2) Jatene lutou pela CPMF para aumentar os investimentos da União no setor de saúde. Quando viu que não lhe dariam o dinheiro que precisava, foi-se embora do governo. Agora, verifica que, apesar do novo imposto, a União pretende gastar com saúde menos do que gastou em 1995. Em miúdos: tungaram o imposto.
3) Enquanto esteve no ministério, Jatene lutou para que as empresas de medicina privada ressarcissem o SUS quando seus clientes fossem atendidos na rede pública. Seu projeto ficou engavetado no Gabinete Civil por quase seis meses. Remetido ao Congresso, patinou no desinteresse do governo. Com a regulamentação dos planos de saúde, o governo conseguiu levar adiante o conceito do ressarcimento, mas não se pode dizer quando a primeira empresa se verá obrigada a assinar o primeiro cheque. É certo que isso não ocorrerá no atual mandato do presidente da República.

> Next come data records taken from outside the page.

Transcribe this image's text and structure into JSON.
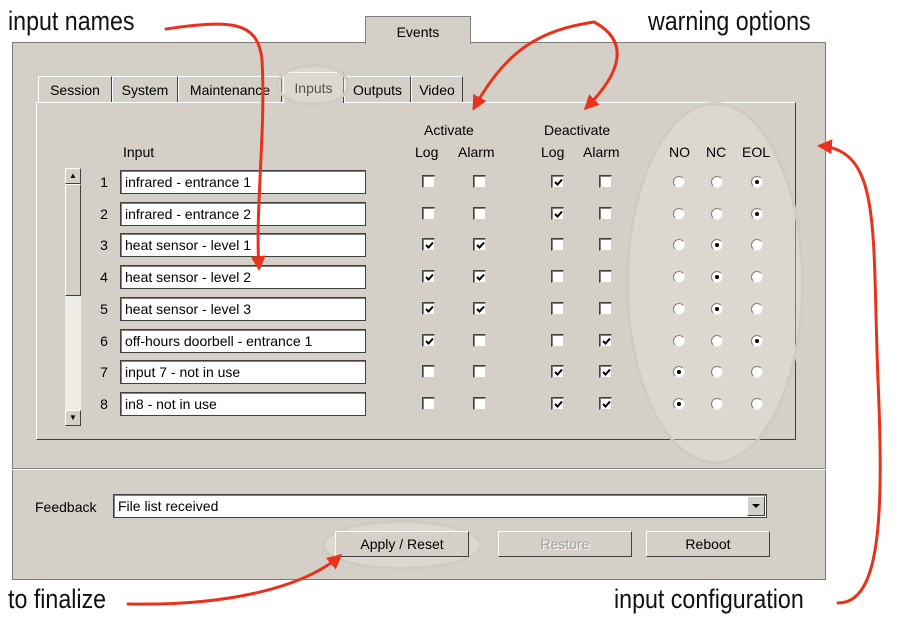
{
  "annotations": {
    "input_names": "input names",
    "warning_options": "warning options",
    "to_finalize": "to finalize",
    "input_configuration": "input configuration"
  },
  "window": {
    "top_tab": "Events",
    "tabs": [
      "Session",
      "System",
      "Maintenance",
      "Inputs",
      "Outputs",
      "Video"
    ],
    "active_tab": "Inputs"
  },
  "table": {
    "input_header": "Input",
    "activate_header": "Activate",
    "deactivate_header": "Deactivate",
    "log_header": "Log",
    "alarm_header": "Alarm",
    "no_header": "NO",
    "nc_header": "NC",
    "eol_header": "EOL",
    "rows": [
      {
        "num": "1",
        "name": "infrared - entrance 1",
        "act_log": false,
        "act_alarm": false,
        "deact_log": true,
        "deact_alarm": false,
        "mode": "EOL"
      },
      {
        "num": "2",
        "name": "infrared - entrance 2",
        "act_log": false,
        "act_alarm": false,
        "deact_log": true,
        "deact_alarm": false,
        "mode": "EOL"
      },
      {
        "num": "3",
        "name": "heat sensor -  level 1",
        "act_log": true,
        "act_alarm": true,
        "deact_log": false,
        "deact_alarm": false,
        "mode": "NC"
      },
      {
        "num": "4",
        "name": "heat sensor -  level 2",
        "act_log": true,
        "act_alarm": true,
        "deact_log": false,
        "deact_alarm": false,
        "mode": "NC"
      },
      {
        "num": "5",
        "name": "heat sensor -  level 3",
        "act_log": true,
        "act_alarm": true,
        "deact_log": false,
        "deact_alarm": false,
        "mode": "NC"
      },
      {
        "num": "6",
        "name": "off-hours doorbell - entrance 1",
        "act_log": true,
        "act_alarm": false,
        "deact_log": false,
        "deact_alarm": true,
        "mode": "EOL"
      },
      {
        "num": "7",
        "name": "input 7 - not in use",
        "act_log": false,
        "act_alarm": false,
        "deact_log": true,
        "deact_alarm": true,
        "mode": "NO"
      },
      {
        "num": "8",
        "name": "in8 - not in use",
        "act_log": false,
        "act_alarm": false,
        "deact_log": true,
        "deact_alarm": true,
        "mode": "NO"
      }
    ]
  },
  "feedback": {
    "label": "Feedback",
    "value": "File list received"
  },
  "buttons": {
    "apply": "Apply / Reset",
    "restore": "Restore",
    "reboot": "Reboot"
  },
  "colors": {
    "window_bg": "#d4d0c8",
    "arrow": "#e8321c",
    "highlight": "#cfccbf"
  }
}
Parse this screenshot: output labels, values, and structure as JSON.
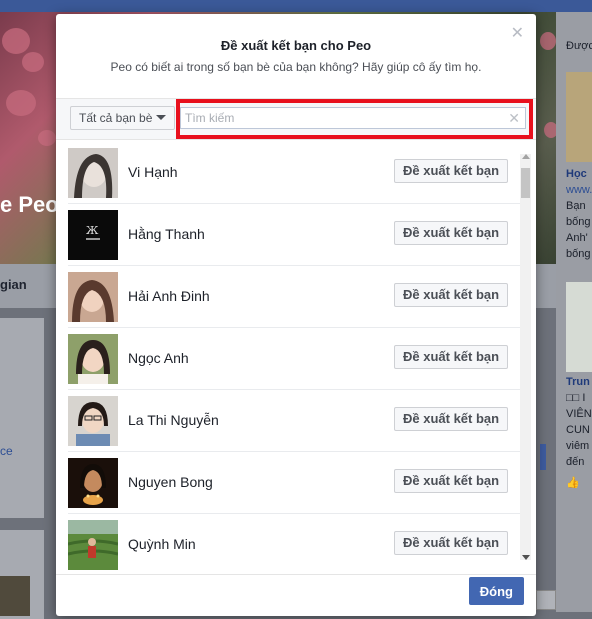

4) Agora se descobriu que há algo de anormal acontecendo com os testes do sangue doado para transfusões. A portaria que regia o controle de qualidade ficou no papel, e o presidente da Fundação Pró-Sangue, Dalton Chamone, denunciou as dificuldades. Foi demitido e colocado sob suspeita de favorecimento de uma empresa privada. Com isso, o caso foi encaminhado da pior maneira possível, pois, se a comunidade médica confia na qualidade do sangue que circula pelos hospitais, até uma anta é capaz de entender que a portaria do controle de qualidade, não tendo sido revogada, deveria ser cumprida. Some-se a isso o fato de que o secretário de Vigilância Sanitária da gestão Jatene, o professor Elisaldo Carlini, é um profissional conhecido pela competência médica e pelo rigor com que tratou os laboratórios que rondam os serviços de medicina pública.
Jatene já disse que saiu do ministério porque não poderia ratificar o desvio dos recursos da CPMF.
Se Jatene resolver reclamar, tomará um curso diferente daquele que Ciro Gomes foi obrigado a percorrer pela natureza eleitoral de sua dissidência. Ciro teve que vagar pelo trem fantasma das brigas da esquerda, de Lula a Arraes. Não sendo candidato a nada, Jatene não levantará esotéricos problemas partidários, coisa que a sociedade mal entende e pouco quer entender. Sua reclamação irá direto à alma das famílias, tratando de uma coisa de que todo mundo precisa e sabe que vai mal: a saúde. É uma coisa tão importante que, ao tempo em que FFHH tinha cinco dedos na mão, um deles era feito de promessas nessa área.